I mercati, a partire dal 2008, hanno scoperto il “bluff” storico di quella sia pure meravigliosa costruzione dal punto di vista tecnico che è l’Euro: una moneta senza uno Stato unitario e senza una Banca Centrale nella pienezza di quei poteri di intervento e controllo che sono stati elaborati nel corso dei due secoli passati lascia gli Stati che la usano in balìa dei mercati finanziari e degli speculatori che in essi operano, per cui questi possono spremere i primi come limoni, prima di abbandonarli al loro destino.

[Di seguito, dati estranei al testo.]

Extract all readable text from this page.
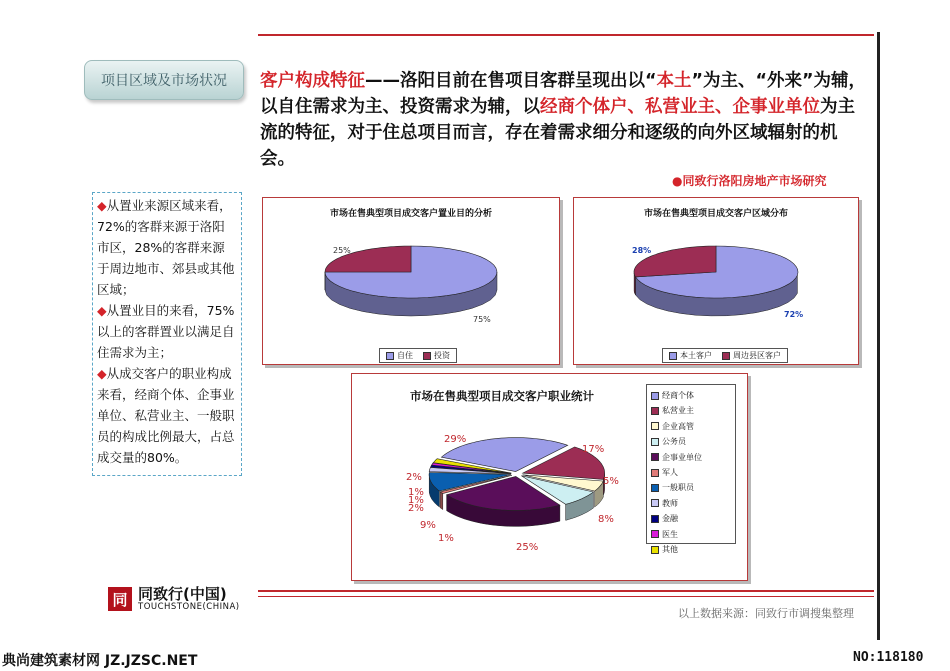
项目区域及市场状况	客户构成特征——洛阳目前在售项目客群呈现出以“本土”为主、“外来”为辅，以自住需求为主、投资需求为辅，以经商个体户、私营业主、企事业单位为主流的特征，对于住总项目而言，存在着需求细分和逐级的向外区域辐射的机会。
●同致行洛阳房地产市场研究
◆从置业来源区域来看，72%的客群来源于洛阳市区，28%的客群来源于周边地市、郊县或其他区域；
◆从置业目的来看，75%以上的客群置业以满足自住需求为主；
◆从成交客户的职业构成来看，经商个体、企事业单位、私营业主、一般职员的构成比例最大，占总成交量的80%。
市场在售典型项目成交客户置业目的分析
25%
75%
自住	投资
市场在售典型项目成交客户区域分布
28%
72%
本土客户	周边县区客户
市场在售典型项目成交客户职业统计
29%
17%
5%
8%
25%
1%
9%
2%
1%
1%
2%
经商个体
私营业主
企业高管
公务员
企事业单位
军人
一般职员
教师
金融
医生
其他
同 同致行(中国)
TOUCHSTONE(CHINA)	以上数据来源：同致行市调搜集整理
典尚建筑素材网 JZ.JZSC.NET	NO:118180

Questo accade perché una moneta adottata da diversi Stati che mantengono la propria sovranità in materia fiscale, sociale ed economica non riduce ma esalta gli squilibri fra gli Stati “virtuosi”, dove “virtù” sta essenzialmente per competitività dell’economia ed equilibrio della finanza pubblica, e gli altri, che vedono decadere la loro capacità competitiva e deteriorarsi la finanza pubblica, nonostante i grandi sacrifici (in termini di maggiori tasse e di minori prestazioni pubbliche) imposti ai loro popoli.

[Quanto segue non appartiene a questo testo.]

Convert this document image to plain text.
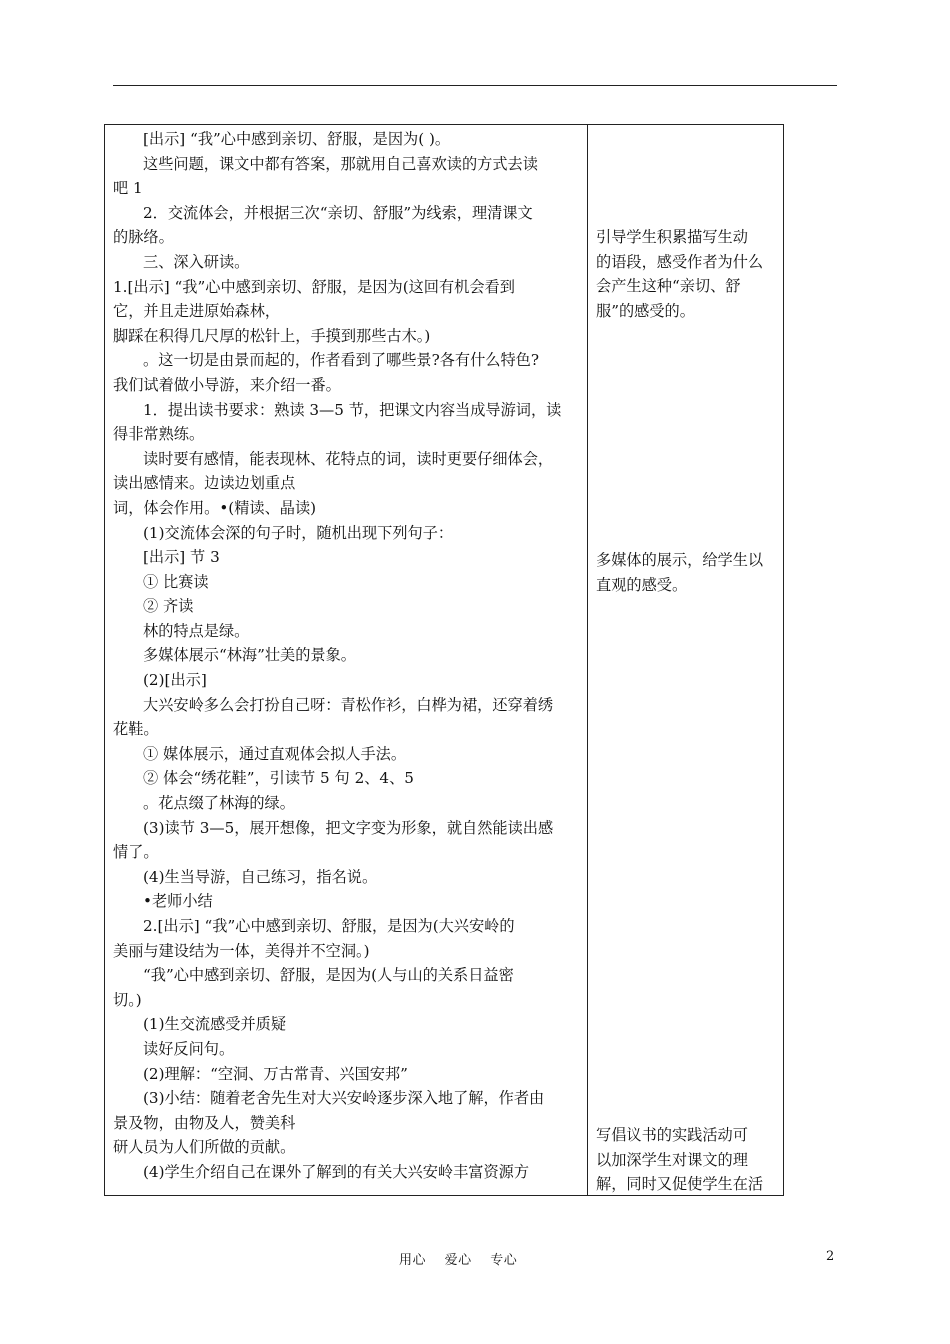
[出示] “我”心中感到亲切、舒服，是因为( )。
这些问题，课文中都有答案，那就用自己喜欢读的方式去读
吧 1
2．交流体会，并根据三次“亲切、舒服”为线索，理清课文
的脉络。
三、深入研读。
1.[出示] “我”心中感到亲切、舒服，是因为(这回有机会看到
它，并且走进原始森林，
脚踩在积得几尺厚的松针上，手摸到那些古木。)
。这一切是由景而起的，作者看到了哪些景?各有什么特色?
我们试着做小导游，来介绍一番。
1．提出读书要求：熟读 3—5 节，把课文内容当成导游词，读
得非常熟练。
读时要有感情，能表现林、花特点的词，读时更要仔细体会，
读出感情来。边读边划重点
词，体会作用。•(精读、晶读)
(1)交流体会深的句子时，随机出现下列句子：
[出示] 节 3
① 比赛读
② 齐读
林的特点是绿。
多媒体展示“林海”壮美的景象。
(2)[出示]
大兴安岭多么会打扮自己呀：青松作衫，白桦为裙，还穿着绣
花鞋。
① 媒体展示，通过直观体会拟人手法。
② 体会“绣花鞋”，引读节 5 句 2、4、5
。花点缀了林海的绿。
(3)读节 3—5，展开想像，把文字变为形象，就自然能读出感
情了。
(4)生当导游，自己练习，指名说。
•老师小结
2.[出示] “我”心中感到亲切、舒服，是因为(大兴安岭的
美丽与建设结为一体，美得并不空洞。)
“我”心中感到亲切、舒服，是因为(人与山的关系日益密
切。)
(1)生交流感受并质疑
读好反问句。
(2)理解：“空洞、万古常青、兴国安邦”
(3)小结：随着老舍先生对大兴安岭逐步深入地了解，作者由
景及物，由物及人，赞美科
研人员为人们所做的贡献。
(4)学生介绍自己在课外了解到的有关大兴安岭丰富资源方
引导学生积累描写生动
的语段，感受作者为什么
会产生这种“亲切、舒
服”的感受的。
多媒体的展示，给学生以
直观的感受。
写倡议书的实践活动可
以加深学生对课文的理
解，同时又促使学生在活
用心 爱心 专心	2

Ebbene, questo è, sostanzialmente, ciò che è avvenuto nell’area dell’Euro nell’ultimo decennio. In esso la Germania ed alcuni altri paesi del centro e del nord Europa (Austria, Olanda, Danimarca, Finlandia), avendo economie molto competitive (e questo è un loro merito) ed avendo eliminato grazie all’Euro il rischio di cambio (e questa è una concessione senza contropartite che gli altri paesi hanno fatto loro e che non era qualcosa di dovuto o di ineluttabile), cioè il rischio di svalutazioni della moneta degli altri Stati, hanno dapprima accumulato grandi surplus della bilancia commerciale ed ora, avendo titoli del debito pubblico più sicuri stanno attirando sempre più anche grandi flussi finanziari che stanno abbandonando i titoli meno sicuri dei paesi mediterranei dell’area dell’Euro, riuscendo così a finanziare il proprio debito pubblico a tassi di interesse bassissimi mentre per gli altri i tassi sui loro debiti sovrani crescono in modo sempre più preoccupante.

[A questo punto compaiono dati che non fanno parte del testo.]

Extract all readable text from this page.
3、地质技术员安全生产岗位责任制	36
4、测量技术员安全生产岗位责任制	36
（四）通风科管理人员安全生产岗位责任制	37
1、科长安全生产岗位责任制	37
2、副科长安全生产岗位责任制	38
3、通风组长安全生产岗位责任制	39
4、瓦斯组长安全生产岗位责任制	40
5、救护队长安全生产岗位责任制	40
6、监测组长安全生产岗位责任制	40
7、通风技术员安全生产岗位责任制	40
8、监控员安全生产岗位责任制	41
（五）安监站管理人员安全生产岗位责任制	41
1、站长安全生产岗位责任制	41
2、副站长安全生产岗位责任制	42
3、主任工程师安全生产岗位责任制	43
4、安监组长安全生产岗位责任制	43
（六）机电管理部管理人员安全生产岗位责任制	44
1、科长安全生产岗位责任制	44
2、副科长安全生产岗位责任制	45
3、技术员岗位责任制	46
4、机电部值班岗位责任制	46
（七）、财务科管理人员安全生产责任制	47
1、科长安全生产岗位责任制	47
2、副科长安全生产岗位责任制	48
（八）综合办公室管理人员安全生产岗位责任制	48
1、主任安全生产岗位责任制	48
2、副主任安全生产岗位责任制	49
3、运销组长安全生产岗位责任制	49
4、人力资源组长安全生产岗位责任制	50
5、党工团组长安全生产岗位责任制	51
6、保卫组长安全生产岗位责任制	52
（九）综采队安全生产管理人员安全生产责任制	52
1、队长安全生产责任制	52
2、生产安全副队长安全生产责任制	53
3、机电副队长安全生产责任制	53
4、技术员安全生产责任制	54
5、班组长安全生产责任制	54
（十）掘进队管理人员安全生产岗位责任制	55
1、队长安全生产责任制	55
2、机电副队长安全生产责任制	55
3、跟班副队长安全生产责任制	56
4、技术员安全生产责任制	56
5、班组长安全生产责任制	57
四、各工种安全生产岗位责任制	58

L’inizio dell’elaborazione della teoria del commercio internazionale si deve storicamente all’economista inglese David Ricardo (1772 – 1823): da allora è stato chiaro che un paese che ha un surplus commerciale (perché esporta di più di quanto importa) e/o un surplus finanziario (perché i capitali, le attività finanziarie in ingresso superano quelle in uscita) si arricchisce, quindi i suoi abitanti, se questi soldi sono ben gestiti, hanno maggiori possibilità di vivere meglio (perché dispongono di più opportunità di lavoro e di una retribuzione più alta, di maggiore spesa pubblica e quindi di più servizi pubblici). Il contrario avviene per gli Stati con un deficit commerciale e/o finanziario.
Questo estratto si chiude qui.